Красавицу Асмолову вскоре “умыкнет” Тендряков. Гаврилов через несколько лет подхватит злокачественную, с летальным исходом, африканскую заразу. Исарова на пару с Владимовым с тощих критических полей переберется на более тучные (в прозу). Палиевский круто зашагает вверх по престижной имлийской мраморной лестнице. Громова вернется в журналистику. Правда, отбарабанив четверть века в “Комсомолке”, все-таки соорганизует (на излете застоя) в издательстве “Книга” небезызвестную серию “Писатели о писателях”. Но пока мы все — критики. Руководителей трое. Озеров Виталий Михайлович, Дементьев Александр Григорьевич, Людмила Ивановна Скорино. Про Озерова мне не известно ничего, кроме топорной эпиграммы якобы фольклорного происхождения (мой сослуживец по “Советскому воину” дока по этой части):

Наверно, критик Озеров

Рожден от двух бульдозеров:

Где экскаватор сей пройдет,

Там ни травинки не растет.

Реальный живой Озеров на бульдозер ничуть не похож, он хорошо улыбается, представительствует (в качестве директора Литинститута) без положенной по статусу важности. Людмила Ивановна, зазывая в “Знамя”, демонстрирует доброжелательство. Наташа Асмолова наклоняется к моему уху: “Ты уши-то не развешивай. Скориниха, знаешь, какой порядочек там учредила: “Рукопись завернуть, автора приласкать””. (Порядочек, заведенный Людмилой Ивановной, до сих пор действует. Авторов в “Знамени” по-прежнему ласкают и рукописи почему-то “заворачивают” не брезгливо-равнодушно, а ласково.)

Серьезнее всех настроен Дементьев — слушает и всматривается: в тексты — сквозь круглые маленькие очки, в лица “семинаристов” — поверх очков. Он тут главный “купец” — годовалым “Вопросам литературы” нужна “свежая донорская кровь”. Но об этом я догадаюсь потом, а пока воспринимаю его предложение: сделать из моего (есенинского) диплома журнальную статью для ВЛ — как ЧП (диплом, на всякий случай, подложил к жалкой кучке рецензий руководитель литобъединения “Магистраль” Григорий Михайлович Левин). Статью, точнее, нечто вроде статьи с перепугу сообразила неожиданно легко и быстро, Дементьев (?) придумал ей имя—“Золотая словесная груда” и к великому моему удивлению (обалдению) подписал в печать. Была ли правка? Если и была — то столь бережно-незначительная, что не оставила ни одной досадной зарубки. Вообще-то у меня хорошая память на детали, но от поры первоначальной, когда “Вопли” ютились приживалами при “Гослите”, подробности не то чтобы не сохранились, а, слившись, превратились в фон, фактуру, и на смазанном до фактуры фоне — две четкие картинки: одна неестественно цветная, как первые советские цветные фотографии, вторая черно-белая. На первой — Александр Григорьевич и ослепительно яркая Евгения Александровна Кацева. Все ярко: светло-серое платье, смоляные блестящие волосы, глаза…

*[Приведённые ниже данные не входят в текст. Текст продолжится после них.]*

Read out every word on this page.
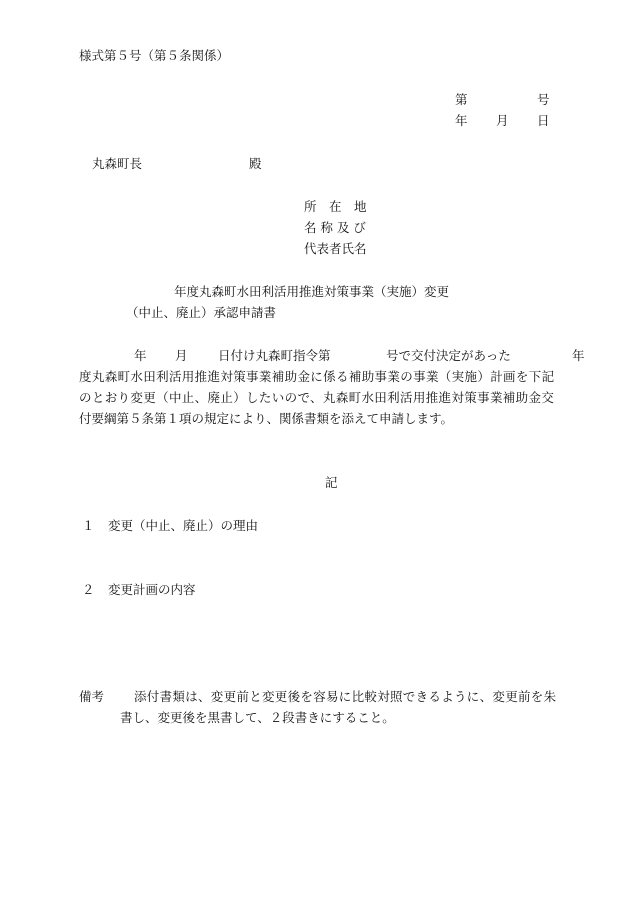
様式第５号（第５条関係）
第	号
年 月 日
丸森町長	殿
所　在　地
名 称 及 び
代表者氏名
年度丸森町水田利活用推進対策事業（実施）変更
（中止、廃止）承認申請書
年 月 日付け丸森町指令第	号で交付決定があった	年
度丸森町水田利活用推進対策事業補助金に係る補助事業の事業（実施）計画を下記
のとおり変更（中止、廃止）したいので、丸森町水田利活用推進対策事業補助金交
付要綱第５条第１項の規定により、関係書類を添えて申請します。
記
１ 変更（中止、廃止）の理由
２ 変更計画の内容
備考 添付書類は、変更前と変更後を容易に比較対照できるように、変更前を朱
書し、変更後を黒書して、２段書きにすること。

Торжественно, как премию, она вручает мне письмо от Ефима Эткинда (отклик на “Золотую груду”). Не думаю, чтобы при сем “торжественном акте” присутствовал и Дементьев, но на “картинке” они “рядышком” — этакий поясной двойной портрет. Вроде как даже позируют…

Постепенно перестаю дичиться и начинаю вникать в “творческие планы и задумки” журнала. Дементьев считает: новая (молодая) проза еще только начинается, а поэзия уже обозначилась как явление, посему надо бы к ней присмотреться. Сам он уже “присмотрелся”. Мчусь на встречу молодых критиков с молодыми поэтами (все в той же гослитовской “коммуналке”), а там: никому в Москве (в 1960-м?) неизвестный Виктор Соснора и Владимир Цыбин. Соснора читает цикл “За изюмским бугром”, либо еще не изданный, либо только-только пробившийся в периодику, Цыбин — из “Медовухи”. Народу порядком, но эти двое в центре внимания, и на моей “картинке” — никого кроме них. Экзотичнее, контрастнее дуэта не придумаешь: ломкий, дерганый, похожий на кузнечика (коленками назад) Соснора и скульптурно-монументальный Цыбин. Но стихи не враждуют, согласуются.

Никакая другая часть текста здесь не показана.